De Vollmariade laat weer eens zien dat deze man alle contact met de partij verloren heeft. Zo te zien zal dit jaar, dan wel volgend jaar met hem gebroken moeten worden; hij wil blijkbaar de partij staatssocialistische mallepraat aansmeren. Maar aangezien hij een door de wol geverfde intrigant is en ik een zekere ervaring heb met dat soort mensen — Marx en ik hebben tegenover dat publiek tactische fouten gemaakt die we later stuk voor stuk duur moesten bekopen — neem ik de vrijheid je hier enige aanwijzingen te geven.

Die mensen zijn er vooral op uit dat wij formeel ongelijk krijgen en dat moet nou juist worden voorkomen. Anders zullen ze zich vastbijten aan zo’n secundair moment om het centrale punt te overschaduwen omdat ze zelf de zwakheid ervan aanvoelen. Daarom is voorzichtigheid geboden bij het doen van uitspraken, zowel in het openbaar als in persoonlijke gesprekken. Je ziet hoe gehaaid dat subject jouw woorden over Liebknecht gebruikte om tweedracht te zaaien tussen hem, Liebknecht, en jou — hij kent jullie relaties immers bliksemsgoed — en om jou tussen twee stoelen terecht te laten komen.

Ten tweede: aangezien het hun in de eerste plaats erom gaat de centrale kwestie te verdoezelen, moet je elke aanleiding daartoe uit de weg gaan; geef op alle door hen gestelde secundaire vragen zo kort en scherp mogelijk antwoord om ze meteen af te kappen; zelf moeten we zoveel mogelijk alle zijsporen en secundaire vragen mijden, hoe aanlokkelijk ze ook mogen zijn. Anders zal het discussieterrein steeds breder worden en het aanvankelijke geschilpunt zal steeds verder buiten het gezichtsveld raken.
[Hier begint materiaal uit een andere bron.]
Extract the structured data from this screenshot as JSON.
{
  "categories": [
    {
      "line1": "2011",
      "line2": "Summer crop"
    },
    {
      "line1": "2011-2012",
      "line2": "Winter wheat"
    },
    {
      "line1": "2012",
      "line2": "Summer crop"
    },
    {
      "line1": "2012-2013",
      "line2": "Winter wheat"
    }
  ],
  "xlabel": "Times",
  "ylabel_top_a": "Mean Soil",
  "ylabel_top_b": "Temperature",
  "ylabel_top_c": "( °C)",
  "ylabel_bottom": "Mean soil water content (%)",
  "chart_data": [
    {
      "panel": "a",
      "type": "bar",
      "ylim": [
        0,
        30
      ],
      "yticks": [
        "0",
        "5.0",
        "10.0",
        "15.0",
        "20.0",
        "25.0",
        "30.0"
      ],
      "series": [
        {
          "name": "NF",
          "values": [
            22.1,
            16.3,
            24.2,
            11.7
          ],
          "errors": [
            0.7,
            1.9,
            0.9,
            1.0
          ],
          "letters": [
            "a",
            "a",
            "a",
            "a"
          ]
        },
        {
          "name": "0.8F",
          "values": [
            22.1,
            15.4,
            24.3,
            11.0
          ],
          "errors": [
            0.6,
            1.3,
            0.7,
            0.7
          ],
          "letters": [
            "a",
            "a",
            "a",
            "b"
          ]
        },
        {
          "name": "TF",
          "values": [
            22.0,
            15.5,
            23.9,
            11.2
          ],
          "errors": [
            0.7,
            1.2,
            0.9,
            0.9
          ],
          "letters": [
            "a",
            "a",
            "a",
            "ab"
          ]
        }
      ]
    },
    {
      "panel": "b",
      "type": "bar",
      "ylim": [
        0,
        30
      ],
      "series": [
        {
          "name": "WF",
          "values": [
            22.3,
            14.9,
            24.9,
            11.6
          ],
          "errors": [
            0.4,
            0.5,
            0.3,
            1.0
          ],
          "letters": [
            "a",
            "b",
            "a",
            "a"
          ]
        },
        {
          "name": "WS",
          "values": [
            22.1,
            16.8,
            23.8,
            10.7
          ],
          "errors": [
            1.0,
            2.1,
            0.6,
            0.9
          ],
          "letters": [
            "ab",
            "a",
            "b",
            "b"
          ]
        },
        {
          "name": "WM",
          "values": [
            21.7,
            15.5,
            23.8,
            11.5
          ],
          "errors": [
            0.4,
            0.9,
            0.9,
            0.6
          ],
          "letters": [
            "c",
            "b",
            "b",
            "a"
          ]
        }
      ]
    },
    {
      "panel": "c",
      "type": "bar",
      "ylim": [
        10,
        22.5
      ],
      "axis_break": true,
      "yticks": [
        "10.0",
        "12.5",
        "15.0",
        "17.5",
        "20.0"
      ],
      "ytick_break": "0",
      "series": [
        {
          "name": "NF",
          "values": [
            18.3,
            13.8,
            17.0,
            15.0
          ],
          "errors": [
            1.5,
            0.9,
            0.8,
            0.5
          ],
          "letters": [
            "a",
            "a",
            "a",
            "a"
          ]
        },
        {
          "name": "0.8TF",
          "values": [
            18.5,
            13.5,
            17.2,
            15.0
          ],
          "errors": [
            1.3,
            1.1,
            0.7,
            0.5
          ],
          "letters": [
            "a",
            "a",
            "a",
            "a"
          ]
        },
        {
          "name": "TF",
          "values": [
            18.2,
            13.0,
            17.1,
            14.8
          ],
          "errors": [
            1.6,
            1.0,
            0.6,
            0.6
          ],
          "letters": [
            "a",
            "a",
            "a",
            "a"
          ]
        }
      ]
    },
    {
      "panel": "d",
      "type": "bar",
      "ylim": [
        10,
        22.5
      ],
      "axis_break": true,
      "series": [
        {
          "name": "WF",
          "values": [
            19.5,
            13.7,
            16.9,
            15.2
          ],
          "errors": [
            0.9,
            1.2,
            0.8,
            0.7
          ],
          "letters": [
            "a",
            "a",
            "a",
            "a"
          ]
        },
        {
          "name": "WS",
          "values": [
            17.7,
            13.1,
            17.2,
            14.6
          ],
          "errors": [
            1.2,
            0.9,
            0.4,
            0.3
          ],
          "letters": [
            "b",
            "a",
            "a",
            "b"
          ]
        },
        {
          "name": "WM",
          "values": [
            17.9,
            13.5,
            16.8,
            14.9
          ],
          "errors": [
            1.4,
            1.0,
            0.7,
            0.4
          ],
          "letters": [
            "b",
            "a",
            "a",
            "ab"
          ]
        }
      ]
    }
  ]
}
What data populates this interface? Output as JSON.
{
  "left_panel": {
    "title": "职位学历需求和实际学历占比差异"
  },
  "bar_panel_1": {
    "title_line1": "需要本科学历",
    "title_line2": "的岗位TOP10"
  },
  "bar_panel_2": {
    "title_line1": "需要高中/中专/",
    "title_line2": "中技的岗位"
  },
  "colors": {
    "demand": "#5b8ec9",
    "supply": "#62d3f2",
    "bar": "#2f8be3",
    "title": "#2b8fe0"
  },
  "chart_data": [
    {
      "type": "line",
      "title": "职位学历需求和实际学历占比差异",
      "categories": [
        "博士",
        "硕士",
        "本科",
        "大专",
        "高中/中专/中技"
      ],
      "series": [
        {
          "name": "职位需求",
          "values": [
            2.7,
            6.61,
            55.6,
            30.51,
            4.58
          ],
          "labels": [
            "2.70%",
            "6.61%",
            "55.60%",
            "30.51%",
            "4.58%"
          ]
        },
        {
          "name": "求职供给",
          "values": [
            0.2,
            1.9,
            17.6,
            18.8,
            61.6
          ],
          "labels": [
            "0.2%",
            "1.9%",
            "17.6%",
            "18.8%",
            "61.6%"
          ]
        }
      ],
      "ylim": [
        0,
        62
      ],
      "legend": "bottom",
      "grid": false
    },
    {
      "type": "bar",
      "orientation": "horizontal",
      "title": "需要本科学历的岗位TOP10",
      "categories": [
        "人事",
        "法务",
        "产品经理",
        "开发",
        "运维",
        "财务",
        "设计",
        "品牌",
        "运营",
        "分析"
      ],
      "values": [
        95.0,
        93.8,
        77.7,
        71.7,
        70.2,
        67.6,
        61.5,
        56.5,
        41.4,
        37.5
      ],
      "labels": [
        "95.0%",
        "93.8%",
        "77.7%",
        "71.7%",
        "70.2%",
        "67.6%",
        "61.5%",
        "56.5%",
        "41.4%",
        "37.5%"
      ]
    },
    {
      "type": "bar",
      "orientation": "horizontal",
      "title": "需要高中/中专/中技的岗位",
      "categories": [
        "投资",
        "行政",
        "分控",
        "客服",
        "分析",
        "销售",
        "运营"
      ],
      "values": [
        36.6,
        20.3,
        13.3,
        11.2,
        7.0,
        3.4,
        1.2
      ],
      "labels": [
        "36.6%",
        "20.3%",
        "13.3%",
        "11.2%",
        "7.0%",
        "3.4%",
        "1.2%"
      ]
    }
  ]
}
En dan wordt een beslissende overwinning onmogelijk, wat voor de intrigant al een voldoende succes zal zijn en voor ons op zijn minst een morele nederlaag.

Ten derde: zoals blijkt uit de eerste twee punten, is tegen zulke mensen de zuiver defensieve tactiek de allerbeste tactiek totdat ze uiteindelijk zelf het offensief inzetten; en dan: een kortstondig en vernietigend artillerievuur en een resolute aanval met de bajonet. Juist hier moet je, meer dan elders, tot op het laatste moment munitie en reserves gereed houden.

Elke keer als we in de strijd met de bakoenisten, proudhonisten, Duitse professoren en meer van dat gespuis van deze regels afweken, moesten we dat later duur bekopen en daarom wil ik je er nog eens aan herinneren.